Voici à ma connaissance, la première chronique parue concernant le nouvel album. Elle provient du site "Musiques stories".
D'un préjugé défavorable provenant des années 60, l'indulgence est devenue beaucoup plus forte avec le temps.
Chronique de De Toi à Moi
S’il est un artiste de la chanson de variété francophone réhabilité par le temps qui passe, c’est bien Salvatore Adamo, jadis considéré comme le pan un peu fadasse de la dernière écume de la vague yéyé, aujourd’hui restauré dans ses mots – et musiques – comme le poète modeste de ces gens de peu qui bandent (« Laisse mes mains sur tes hanches », « Vous permettez, monsieur », « Les Filles du bord de mer »), et débandent (« Tombe la neige »).
Arno et Olivia Ruiz et d’autres sont naturellement passés par-là, afin d’attirer les lumières volages de l’actualité, mais c’est, en 2010, le talent d’un besogneux étincelant (un petit maître du bout-rimé, un artisan de la chanson impressionniste) qui éclate désormais au grand jour, sur un air de frites et moules, et de mouettes désolées, sur front de mer grisâtre et brouillardeux.
Après le très salué Le Bal des Gens Bien, relecture collégiale des succès du bonhomme, De Toi à Moi est un donc un nouvel album pour nous, et comme à l’accoutumée chez l’Italo-Belge, moins simple qu’il n’y paraît.
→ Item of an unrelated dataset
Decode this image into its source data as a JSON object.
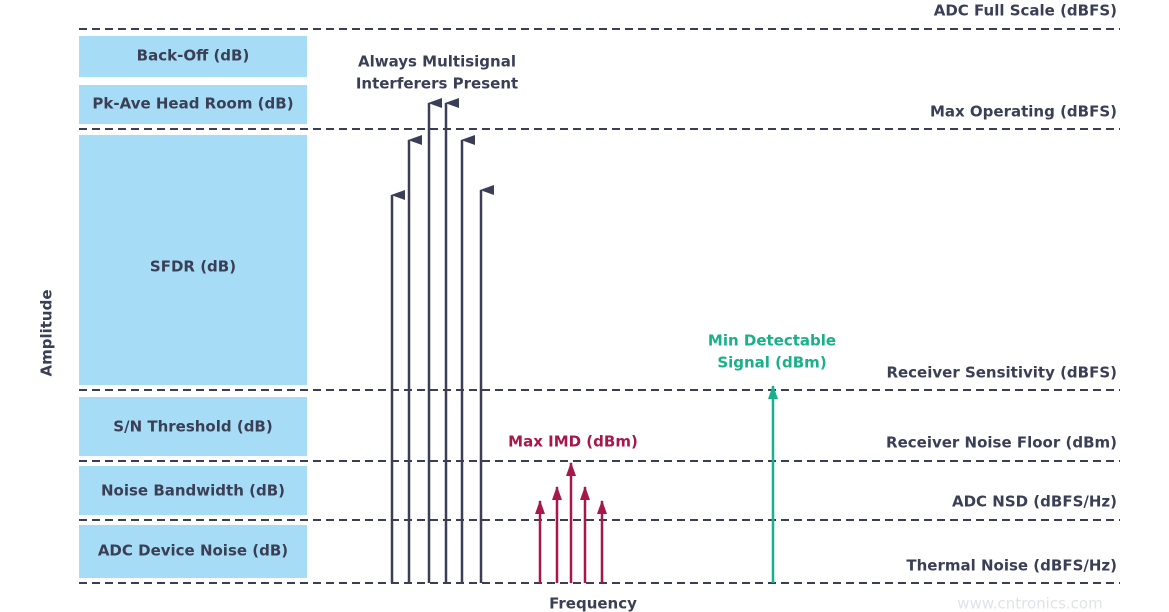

Certes, on frissonne à la fanfare nordiste de « La Boîte à souvenirs », séductrice et sépia comme une malle dénichée dans le grenier de l’enfance, et l’amour des autres refrains s’y pare comme à l’accoutumée de la buée de la nostalgie : ainsi, la chanson-titre, ou « Un Jour sans toi », qui conte la désespérance de l’absence, la fièvre adolescente de « Je reviens » (à ton âge ! Salvatore ! Est-ce bien raisonnable ?), ou le retour aux fondamentaux (sublime « La Beauté des femmes »), brillamment ressuscitent certains fondamentaux (on aime, et puis on est malheureux), passés au filtre de cette voix pas faite pour la chanson, mais idéale dans la transmission des frissons.
La quatorzième et ultime mélodie du programme, intitulée « Alice », toute pompe guitaristique dehors, dresse une statue bien méritée (on n’est jamais très loin de Parlez-moi de la pluie/Parlez-moi du gros temps de « L’Orage ») à un Brassens en tonton affectueux du chanteur, unique en son genre, seul apte à glisser un périphrases diverses dans ses vers. Et lorsque l’album sacrifie à l’exercice du duo, Adamo s’ingénie, encore, à ne pas se faire entendre là où on l’attend : « Rendez-vous sur Gliese » (on a cherché : il s’agit d’une étoile, aux mêmes caractéristiques que la Terre, de la constellation de la…Balance) pousse les tapis pour un Oxmo Puccino souple et sidéral, alors que « Tous mes mensonges » accueille en mineur Chantal Lauby (la même qui réalisa un certain Laisse tes mains sur mes hanches).
La soprano Anne-Catherine Gillet participe à un hommage à la Callas dans « Pourquoi tu chantes » (mais, interrogé donc – pourquoi tu chantes ?- on peut répondre : la Callas, c’est Salvatore), et les jeunes pousses (en l’occurrence Amélie Adamo) se déclarent prêtes à reprendre le flambeau in « T’aimer quelque part ». Bien évidemment, on conservera la friandise de la préférence à « Jours de Lumière », magnifique rencontre entre le patron et Christophe, tout nostalgie commune et déchirement mutuel dehors. Á chaque fois, Adamo imprime sa sensibilité, sa vision humaniste et pudique de la course du monde. On dira : comme le font les grands, car cela en est un, indubitablement.
Voilà : il s’agit du vingt-deuxième album du bonhomme (réalisé par Dominique Blanc-Francard, la mention émouvra certains), qui ne désespère pas d’achever son deuxième roman, de remonter sur scène, enfin apprendre le piano. Mais, pour l’heure, et de vous à moi, De Toi à Moi suffit à notre bonheur.